I hope you enjoy that character at the beginning of this movie, because for the next 90 minutes we don’t see her again. The minute she’s stuck on that island with Ford, she becomes a klutzy ditz. No really. The first thing she does when emerging from the downed plane is FALL FLAT ON HER FACE! This is what the writer/director think is funny?
It doesn’t get any better as Monroe accidentally inflates a raft inside the plane, smushing her face up against a window like a stuffed Garfield suctioned to a car window. And of course the only things she can say are “mmmmmph” sounds.
It actually gets worse. For the rest of the movie you can practically imagine Reitman’s off-to-the-side camera direction saying things like: “Ok, Anne, now let Harrison take you by the hand so you can follow HIM through the jungle for the next 60 minutes. Doesn’t that sound like fun? Also run into that lake because it’s WET T-SHIRT SHIRT time! Yeah!”
At one point, Ford reaches down in Heche’s pants (complete with that classic Harrison Ford side smirk) to retrieve a snake that crawled up there. If this was an Indiana Jones movie, he’d be the one screaming about snakes and she’d be rescuing him from them – but not by reaching down his pants to do it.
The filmmakers had to throw in a completely unnecessary sub-plot involving some kind of island pirate gang. The lead baddie, Jager (Temuera Morrison) captures the two main characters who of course, easily escape by jumping off a 200 foot (!) cliff into the water. Just because this stunt worked for Harrison in The Fugitive, doesn’t mean he needed to repeat it.
Why do these movies always show their biggest stunts in slow motion? Imagine for a minute Indiana Jones racing that large boulder in very slow motion at the beginning of Raiders of the Lost Ark? Yeah.
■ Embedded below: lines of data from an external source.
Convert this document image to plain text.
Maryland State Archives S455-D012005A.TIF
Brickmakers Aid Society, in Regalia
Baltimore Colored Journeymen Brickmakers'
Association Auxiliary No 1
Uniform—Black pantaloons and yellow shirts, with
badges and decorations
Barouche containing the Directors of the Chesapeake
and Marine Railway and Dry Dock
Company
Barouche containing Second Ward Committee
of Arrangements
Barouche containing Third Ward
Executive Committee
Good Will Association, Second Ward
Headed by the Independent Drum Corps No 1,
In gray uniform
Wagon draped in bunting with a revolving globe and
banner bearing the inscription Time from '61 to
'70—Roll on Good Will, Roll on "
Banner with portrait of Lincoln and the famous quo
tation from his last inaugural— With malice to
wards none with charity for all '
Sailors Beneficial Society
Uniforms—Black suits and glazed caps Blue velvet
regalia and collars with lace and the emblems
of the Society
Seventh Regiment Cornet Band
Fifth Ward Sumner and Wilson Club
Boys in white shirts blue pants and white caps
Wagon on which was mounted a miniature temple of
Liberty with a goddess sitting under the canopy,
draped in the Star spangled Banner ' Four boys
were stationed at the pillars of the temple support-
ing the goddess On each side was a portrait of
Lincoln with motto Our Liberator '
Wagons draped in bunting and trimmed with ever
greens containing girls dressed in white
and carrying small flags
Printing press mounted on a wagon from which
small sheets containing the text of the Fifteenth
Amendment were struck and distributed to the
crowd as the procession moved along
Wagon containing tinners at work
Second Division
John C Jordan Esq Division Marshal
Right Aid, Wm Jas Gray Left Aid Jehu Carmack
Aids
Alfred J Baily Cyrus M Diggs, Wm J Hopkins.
Not so exciting now, is it? Yet, directors like Reitman feel this is fun to watch. It’s not. A few of the early Roger Moore Bond’s did this as well and there’s a reason those movies are considered the worst ones in the franchise.
The rest of the movie is so dumb it’s hardly worth recapping. Quinn and Robin basically spend the rest of the movie running around the island with their shirts open and I honestly can’t remember if they even say anything – which at this point is just as well. There’s more excitement in a game of Pitfall (and to think – this movie was photographed by the fantastic Michael Chapman of Taxi Driver and Raging Bull).
While the Ford/Heche stuff is happening, the movie switches back to Schwimmer’s character and I wish to God it hadn’t. All he does is stare at Quinn’s hottie girlfriend Angelica and – well, you know where that was going.
Schwimmer plays Frank as if he’s Ross on vacation with Marcel the Monkey from Friends. He looks miserable – which is saying something considering how miserable Ross was all the time. Jacqueline Obradors plays Angelica, Quinn’s flesh-baring girlfriend. Yes, Angelica bares her flesh – a lot and that’s about it.
Six Days, Seven Nights was made during Ford’s mid-life crises phase and everything from his spiky hairstyle to his look-at-my-hottie-girlfriend-who’s-young-enough-to-be-my-daughter screams it. This is disheartening when you consider that just one year earlier, Ford portrayed one of the most mature, level-headed, intelligent and admirable characters of his career in Air Force One. If you’re in the mood to watch an exciting, smart, incredibly-acted, expertly-directed and thrilling Harrison Ford movie from the late-90’s, watch that one. As for Six Days, Seven Nights, it’s going to take me that long to get it out of my head by watching much, much better movies.